As a batsman, Lara astounded all, except the few Caribbean folk who backed his selection to the squad in the first place. I am pleased to say that I am included in those few of the latter. The flashing blade was a sight for sore eyes. Lara's bat, which comes with a flourish of a back-lift, all 270 degrees of movement, excessive, when compared with a "normal" batsman's perhaps 90 - 100% movement, was really something to behold. The square-drive from Andy Flintoff through cover-point and the effortless leg-glance, to backward square-leg, both speeding to the boundary, proved that Lara is almost ready to "blow out." If you think that 50 run innings was good, only the Almighty will be able to help England when, not if, Lara REALLY starts batting well. It brought tears to the eyes when those two shots, among others, were played. What a teacher experience really is!!
Finally, Courtney Walsh. Even at the ripe old age of 37, ancient for cricketers, and after 117 Tests (before the game at Edgbaston), "Cuddy" was ready to learn. He himself admitted that "the pitch was not ideal for fast bowling, so I slowed down my pace considerably so that I could effect the 'cutting' movement of the ball." No-one is too old to learn, but one must be experienced enough to learn the correct things quickly. Courtney did. A look at his match figures would explain why he was a "shoo-in" for the "Man of the Match" award. First Innings: 21 overs 9 maidens 36 runs 5 wickets. Second Innings: 19 overs 10 maidens 22 runs 3 wickets. Match figures of 40 overs 19 maidens 58 runs 8 wickets. That, remember, on a pitch where the West Indies managed nearly four hundred runs. Truly amazing!!

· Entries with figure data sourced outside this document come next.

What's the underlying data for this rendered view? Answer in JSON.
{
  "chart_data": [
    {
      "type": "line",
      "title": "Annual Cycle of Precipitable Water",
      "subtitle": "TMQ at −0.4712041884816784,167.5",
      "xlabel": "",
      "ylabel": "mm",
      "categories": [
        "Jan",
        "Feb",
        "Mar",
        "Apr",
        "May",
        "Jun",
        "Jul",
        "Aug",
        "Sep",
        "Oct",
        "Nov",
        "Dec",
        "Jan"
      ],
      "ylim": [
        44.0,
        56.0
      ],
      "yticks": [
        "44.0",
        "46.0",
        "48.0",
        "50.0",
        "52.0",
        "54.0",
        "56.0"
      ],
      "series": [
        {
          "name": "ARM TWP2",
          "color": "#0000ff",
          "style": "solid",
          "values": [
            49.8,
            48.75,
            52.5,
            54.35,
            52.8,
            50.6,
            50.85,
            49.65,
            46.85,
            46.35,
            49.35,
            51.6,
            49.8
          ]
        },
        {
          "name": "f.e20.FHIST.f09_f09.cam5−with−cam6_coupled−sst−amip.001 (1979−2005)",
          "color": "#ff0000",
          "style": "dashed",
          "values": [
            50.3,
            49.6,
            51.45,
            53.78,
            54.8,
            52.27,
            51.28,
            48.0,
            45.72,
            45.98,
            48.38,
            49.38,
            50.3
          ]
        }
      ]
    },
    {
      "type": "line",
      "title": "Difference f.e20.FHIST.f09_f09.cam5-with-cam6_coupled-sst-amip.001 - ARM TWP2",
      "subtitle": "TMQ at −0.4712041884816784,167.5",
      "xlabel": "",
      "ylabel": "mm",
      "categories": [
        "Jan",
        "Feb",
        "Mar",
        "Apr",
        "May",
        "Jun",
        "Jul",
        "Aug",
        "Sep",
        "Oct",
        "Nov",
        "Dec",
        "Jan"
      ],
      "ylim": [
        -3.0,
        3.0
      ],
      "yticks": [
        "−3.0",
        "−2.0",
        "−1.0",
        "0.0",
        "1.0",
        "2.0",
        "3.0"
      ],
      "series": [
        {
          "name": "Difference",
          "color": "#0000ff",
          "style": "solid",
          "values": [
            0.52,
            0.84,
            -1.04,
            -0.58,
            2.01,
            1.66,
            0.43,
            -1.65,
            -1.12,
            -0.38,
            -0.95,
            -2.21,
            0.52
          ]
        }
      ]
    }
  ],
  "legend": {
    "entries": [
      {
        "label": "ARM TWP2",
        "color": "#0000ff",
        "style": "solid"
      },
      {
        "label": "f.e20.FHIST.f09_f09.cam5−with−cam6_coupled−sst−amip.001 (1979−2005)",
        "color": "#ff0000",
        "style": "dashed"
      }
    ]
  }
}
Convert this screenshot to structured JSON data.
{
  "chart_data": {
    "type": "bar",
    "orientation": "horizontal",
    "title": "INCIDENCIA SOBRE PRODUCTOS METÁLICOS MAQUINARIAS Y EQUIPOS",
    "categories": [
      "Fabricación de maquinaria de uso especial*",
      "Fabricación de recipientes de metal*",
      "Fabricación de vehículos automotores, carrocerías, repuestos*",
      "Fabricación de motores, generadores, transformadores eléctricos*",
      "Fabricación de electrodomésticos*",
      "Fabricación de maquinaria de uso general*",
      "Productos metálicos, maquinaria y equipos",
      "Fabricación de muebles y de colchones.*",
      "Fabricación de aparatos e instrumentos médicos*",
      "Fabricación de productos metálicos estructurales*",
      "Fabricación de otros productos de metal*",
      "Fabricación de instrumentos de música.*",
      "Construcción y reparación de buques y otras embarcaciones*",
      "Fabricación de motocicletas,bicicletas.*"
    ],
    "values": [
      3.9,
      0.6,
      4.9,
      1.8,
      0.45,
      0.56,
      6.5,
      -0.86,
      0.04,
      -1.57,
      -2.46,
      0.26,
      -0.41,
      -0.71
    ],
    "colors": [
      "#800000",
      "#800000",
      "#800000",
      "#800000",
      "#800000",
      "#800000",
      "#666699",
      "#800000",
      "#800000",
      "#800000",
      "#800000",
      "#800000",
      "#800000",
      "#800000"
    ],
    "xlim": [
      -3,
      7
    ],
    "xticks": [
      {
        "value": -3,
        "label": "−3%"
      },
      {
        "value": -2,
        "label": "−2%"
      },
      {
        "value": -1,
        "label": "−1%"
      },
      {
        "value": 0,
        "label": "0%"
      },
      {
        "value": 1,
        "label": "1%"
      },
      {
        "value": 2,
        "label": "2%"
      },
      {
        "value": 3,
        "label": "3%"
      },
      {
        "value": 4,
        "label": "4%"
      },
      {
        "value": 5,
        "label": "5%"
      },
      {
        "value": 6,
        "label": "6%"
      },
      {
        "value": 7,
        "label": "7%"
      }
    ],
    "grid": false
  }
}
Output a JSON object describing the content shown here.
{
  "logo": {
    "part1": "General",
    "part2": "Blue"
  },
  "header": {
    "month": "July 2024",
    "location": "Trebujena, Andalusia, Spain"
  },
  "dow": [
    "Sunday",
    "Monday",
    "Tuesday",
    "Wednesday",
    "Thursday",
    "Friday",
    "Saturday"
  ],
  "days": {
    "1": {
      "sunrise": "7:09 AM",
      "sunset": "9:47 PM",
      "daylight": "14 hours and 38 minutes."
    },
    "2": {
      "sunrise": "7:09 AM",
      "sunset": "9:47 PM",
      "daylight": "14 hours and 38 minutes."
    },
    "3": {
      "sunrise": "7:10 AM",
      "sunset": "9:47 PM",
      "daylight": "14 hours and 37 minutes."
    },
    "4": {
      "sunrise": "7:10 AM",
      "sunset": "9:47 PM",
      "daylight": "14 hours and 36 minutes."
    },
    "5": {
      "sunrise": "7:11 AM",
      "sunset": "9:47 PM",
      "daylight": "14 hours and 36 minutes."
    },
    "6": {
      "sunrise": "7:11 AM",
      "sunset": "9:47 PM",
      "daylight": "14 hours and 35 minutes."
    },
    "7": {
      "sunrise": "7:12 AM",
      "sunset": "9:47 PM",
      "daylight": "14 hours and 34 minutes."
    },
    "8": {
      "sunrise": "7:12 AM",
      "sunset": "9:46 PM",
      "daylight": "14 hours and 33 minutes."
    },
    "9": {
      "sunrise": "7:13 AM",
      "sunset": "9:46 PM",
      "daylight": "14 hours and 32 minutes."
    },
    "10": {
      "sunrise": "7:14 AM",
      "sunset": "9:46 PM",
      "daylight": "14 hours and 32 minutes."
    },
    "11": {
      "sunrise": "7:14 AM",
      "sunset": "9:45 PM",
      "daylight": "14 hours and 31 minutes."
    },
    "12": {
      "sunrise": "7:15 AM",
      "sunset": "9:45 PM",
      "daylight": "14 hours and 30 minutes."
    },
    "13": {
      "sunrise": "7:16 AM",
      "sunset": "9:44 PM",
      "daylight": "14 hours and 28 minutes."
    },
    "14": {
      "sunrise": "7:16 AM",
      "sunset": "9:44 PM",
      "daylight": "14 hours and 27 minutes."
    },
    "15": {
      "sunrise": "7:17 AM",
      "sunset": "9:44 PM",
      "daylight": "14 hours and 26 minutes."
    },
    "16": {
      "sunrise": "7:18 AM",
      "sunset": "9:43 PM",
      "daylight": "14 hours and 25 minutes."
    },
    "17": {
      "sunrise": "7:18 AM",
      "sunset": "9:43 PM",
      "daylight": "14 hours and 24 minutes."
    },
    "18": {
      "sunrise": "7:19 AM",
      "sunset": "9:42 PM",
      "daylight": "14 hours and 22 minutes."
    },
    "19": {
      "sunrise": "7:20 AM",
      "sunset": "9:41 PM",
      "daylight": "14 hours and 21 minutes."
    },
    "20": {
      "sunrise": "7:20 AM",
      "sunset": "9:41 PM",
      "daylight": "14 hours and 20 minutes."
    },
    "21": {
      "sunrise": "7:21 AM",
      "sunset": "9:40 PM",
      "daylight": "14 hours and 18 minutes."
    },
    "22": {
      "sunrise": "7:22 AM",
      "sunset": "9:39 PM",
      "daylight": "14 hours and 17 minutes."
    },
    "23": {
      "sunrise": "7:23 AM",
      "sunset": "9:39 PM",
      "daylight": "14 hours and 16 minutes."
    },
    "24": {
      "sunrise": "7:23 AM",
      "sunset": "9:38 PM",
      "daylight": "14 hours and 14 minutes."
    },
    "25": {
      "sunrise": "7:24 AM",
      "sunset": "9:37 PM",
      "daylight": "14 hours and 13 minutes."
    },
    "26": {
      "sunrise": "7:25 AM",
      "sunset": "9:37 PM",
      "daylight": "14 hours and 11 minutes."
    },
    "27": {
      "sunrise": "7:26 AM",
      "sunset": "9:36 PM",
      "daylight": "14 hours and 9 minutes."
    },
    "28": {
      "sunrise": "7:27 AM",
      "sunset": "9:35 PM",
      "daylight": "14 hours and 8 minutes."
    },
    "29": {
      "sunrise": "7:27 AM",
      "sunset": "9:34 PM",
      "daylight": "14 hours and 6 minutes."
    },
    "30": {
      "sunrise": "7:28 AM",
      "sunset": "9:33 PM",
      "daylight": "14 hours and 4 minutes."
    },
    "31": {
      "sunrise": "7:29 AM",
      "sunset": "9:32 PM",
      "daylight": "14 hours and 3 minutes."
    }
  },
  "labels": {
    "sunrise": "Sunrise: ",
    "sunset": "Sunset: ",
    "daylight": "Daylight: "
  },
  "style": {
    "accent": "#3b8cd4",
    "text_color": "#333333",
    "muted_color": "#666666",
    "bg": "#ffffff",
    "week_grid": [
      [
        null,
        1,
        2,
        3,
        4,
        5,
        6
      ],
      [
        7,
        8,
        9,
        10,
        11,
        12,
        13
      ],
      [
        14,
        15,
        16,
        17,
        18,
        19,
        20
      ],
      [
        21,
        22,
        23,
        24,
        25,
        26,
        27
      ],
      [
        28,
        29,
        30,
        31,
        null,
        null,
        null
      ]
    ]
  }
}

Courtney Walsh was highly cognizant that he had to lead from the front, as veterans are expected to do. "With Curtly bowling so well and putting pressures on the batsmen, I had to get wickets, or the effort from both of us would have been lost. I only hope that the younger bowlers would have noticed what we did in this first Test and that they really try hard to emulate us. By slowing down my pace so much, more from experience than anything else, I expected some extra movement. Luckily, it worked." With 457 Test wickets to his name and still so much spring in his step after 118 Tests, Courtney Walsh knows himself best when it comes to using his considerable natural skills, along with his nearly 17 years education and experiences at international level. For him, the experiences are irreplaceable.
Thankfully, the first Test was won with the veterans showing tremendous example and cohesion. Sooner, rather than later, though, the youngsters will have to take up the reigns. Now that the West Indies have won the first Test, it would not be asking too much for these "young pups" to take up the mantle and carry on the tradition for the second Test, at Lords, no less!!